Last week, the Contessa pointed out to her unbridled horror that I hadn’t shaved prior to a black-tie American Heart Association shindig she and Jean Arnold Sessions (and a raft of other very capable people) had helped organize at the Ritz Carlton. In a pinch, I bummed a shaving kit off a porter at the Sir Francis Drake where we were staying, tipped him $20 and did a quick clean up in the mezzanine men’s room (our room was on the 11th floor and I wasn’t yet boozy enough to overcome my vertigo). I very nearly looked like a 1970s rock promoter were it not for the fact that, in my haste, I missed several spots while shaving and consequently had an archipelago of mange dotting the underside of my jowl. This I discovered while adjusting my collar while en route in the cab and feeling the grit of a three-day beard shamefully sanding my knuckles.

Unlike the Sir Francis Drake, the vastly more chichi Ritz has a don’t-ask-don’t-tell policy about toiletries. I didn’t even have to ask – the kid at the front desk simply handed me a razor when I crossed the lobby – so obvious was my predicament. Shaving in my second mezzanine men’s room of the evening was a pure delight. I even made some quick edits to my sideburns just for the pure thrill of shaving with an actual blade rather than that sharpened spoon rusting away at home in the medicine cabinet. A guy in a better jacket than mine even handed me a warm towel afterward as another dressed my wounds.

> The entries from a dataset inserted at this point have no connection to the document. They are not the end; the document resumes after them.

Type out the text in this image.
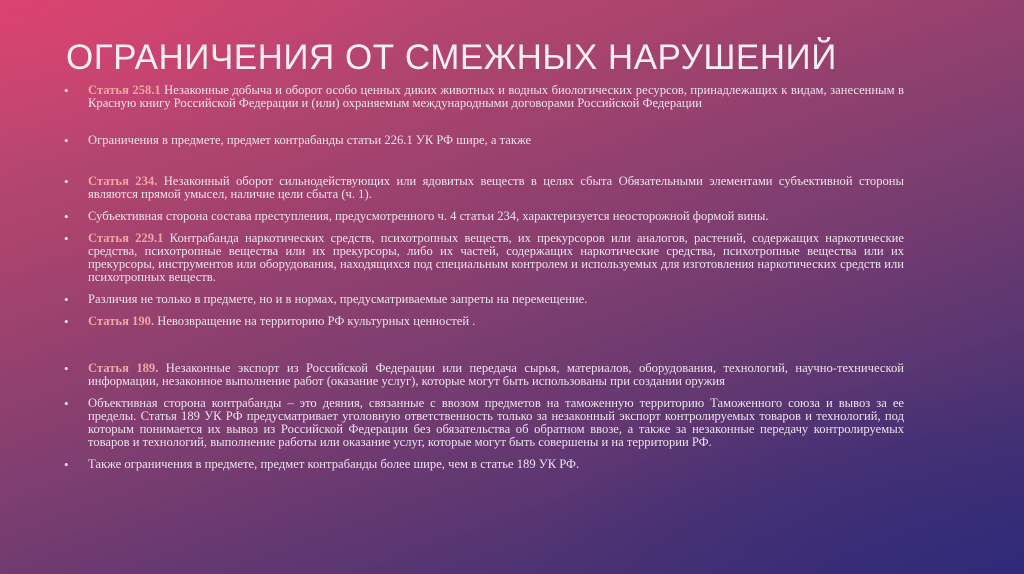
ОГРАНИЧЕНИЯ ОТ СМЕЖНЫХ НАРУШЕНИЙ
• Статья 258.1 Незаконные добыча и оборот особо ценных диких животных и водных биологических ресурсов, принадлежащих к видам, занесенным в Красную книгу Российской Федерации и (или) охраняемым международными договорами Российской Федерации
• Ограничения в предмете, предмет контрабанды статьи 226.1 УК РФ шире, а также
• Статья 234. Незаконный оборот сильнодействующих или ядовитых веществ в целях сбыта Обязательными элементами субъективной стороны являются прямой умысел, наличие цели сбыта (ч. 1).
• Субъективная сторона состава преступления, предусмотренного ч. 4 статьи 234, характеризуется неосторожной формой вины.
• Статья 229.1 Контрабанда наркотических средств, психотропных веществ, их прекурсоров или аналогов, растений, содержащих наркотические средства, психотропные вещества или их прекурсоры, либо их частей, содержащих наркотические средства, психотропные вещества или их прекурсоры, инструментов или оборудования, находящихся под специальным контролем и используемых для изготовления наркотических средств или психотропных веществ.
• Различия не только в предмете, но и в нормах, предусматриваемые запреты на перемещение.
• Статья 190. Невозвращение на территорию РФ культурных ценностей .
• Статья 189. Незаконные экспорт из Российской Федерации или передача сырья, материалов, оборудования, технологий, научно-технической информации, незаконное выполнение работ (оказание услуг), которые могут быть использованы при создании оружия
• Объективная сторона контрабанды – это деяния, связанные с ввозом предметов на таможенную территорию Таможенного союза и вывоз за ее пределы. Статья 189 УК РФ предусматривает уголовную ответственность только за незаконный экспорт контролируемых товаров и технологий, под которым понимается их вывоз из Российской Федерации без обязательства об обратном ввозе, а также за незаконные передачу контролируемых товаров и технологий, выполнение работы или оказание услуг, которые могут быть совершены и на территории РФ.
• Также ограничения в предмете, предмет контрабанды более шире, чем в статье 189 УК РФ.
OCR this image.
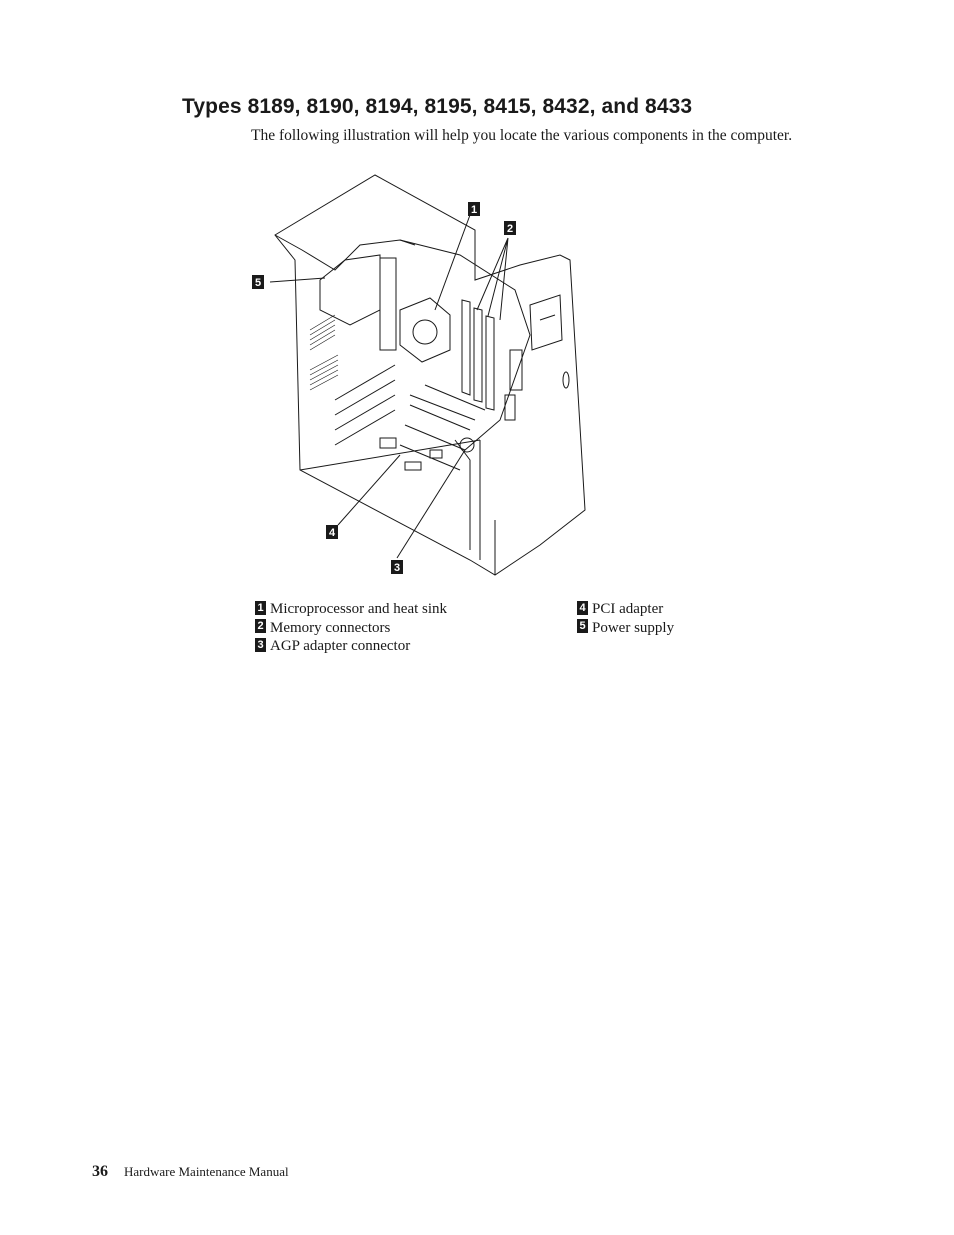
Types 8189, 8190, 8194, 8195, 8415, 8432, and 8433

The following illustration will help you locate the various components in the computer.

1
2
3
4
5
1 Microprocessor and heat sink
2 Memory connectors
3 AGP adapter connector
4 PCI adapter
5 Power supply
36 Hardware Maintenance Manual
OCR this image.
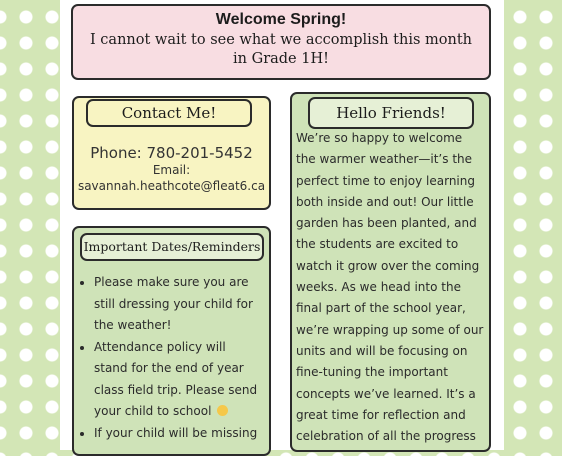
Welcome Spring!
I cannot wait to see what we accomplish this month in Grade 1H!
Contact Me!
Phone: 780-201-5452
Email:
savannah.heathcote@fleat6.ca
Important Dates/Reminders
• Please make sure you are still dressing your child for the weather!
• Attendance policy will stand for the end of year class field trip. Please send your child to school
• If your child will be missing
Hello Friends!

We’re so happy to welcome the warmer weather—it’s the perfect time to enjoy learning both inside and out! Our little garden has been planted, and the students are excited to watch it grow over the coming weeks. As we head into the final part of the school year, we’re wrapping up some of our units and will be focusing on fine-tuning the important concepts we’ve learned. It’s a great time for reflection and celebration of all the progress
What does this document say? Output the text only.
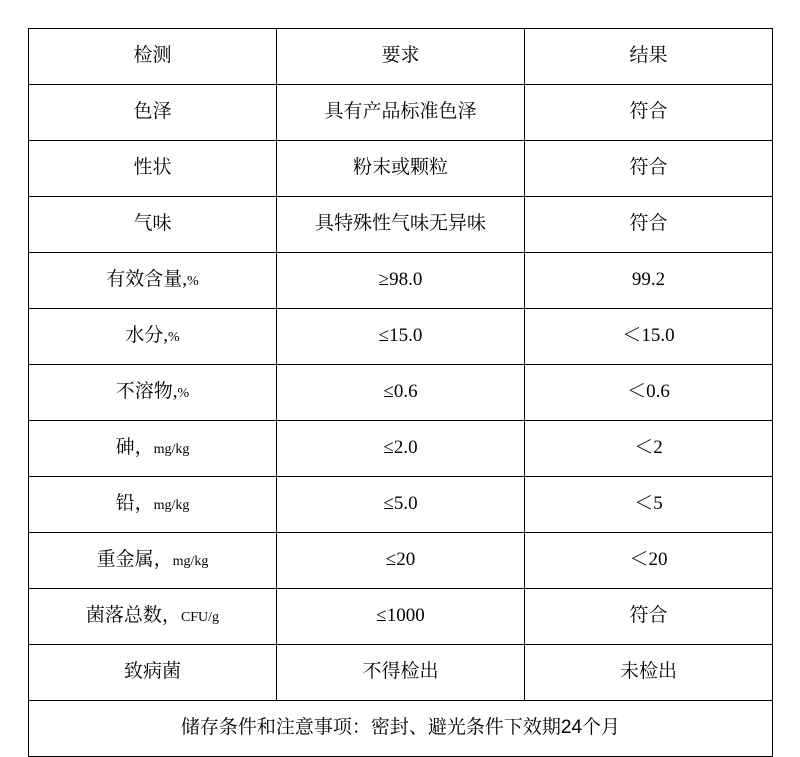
检测	要求	结果
色泽	具有产品标准色泽	符合
性状	粉末或颗粒	符合
气味	具特殊性气味无异味	符合
有效含量,%	≥98.0	99.2
水分,%	≤15.0	＜15.0
不溶物,%	≤0.6	＜0.6
砷，mg/kg	≤2.0	＜2
铅，mg/kg	≤5.0	＜5
重金属，mg/kg	≤20	＜20
菌落总数，CFU/g	≤1000	符合
致病菌	不得检出	未检出
储存条件和注意事项：密封、避光条件下效期24个月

The Contessa, meanwhile, was tied up working the floor so I sauntered off to the hotel bar to kill time before the gala officially kickoff. I rediscovered that champagne cocktails are the eighth through 10th wonders of the world. Their enjoyment was only slightly marred by the divorcées offering me cigarettes and commenting on my aura of mild dissipation. Damn you, Chauchat! I said to myself as I slugged the last drops of my Kir Royale. Make that the last second to last drops. The final splash, of course, found its way to the front of my un-pressed shirt. Thank God, I wasn’t wearing a tie.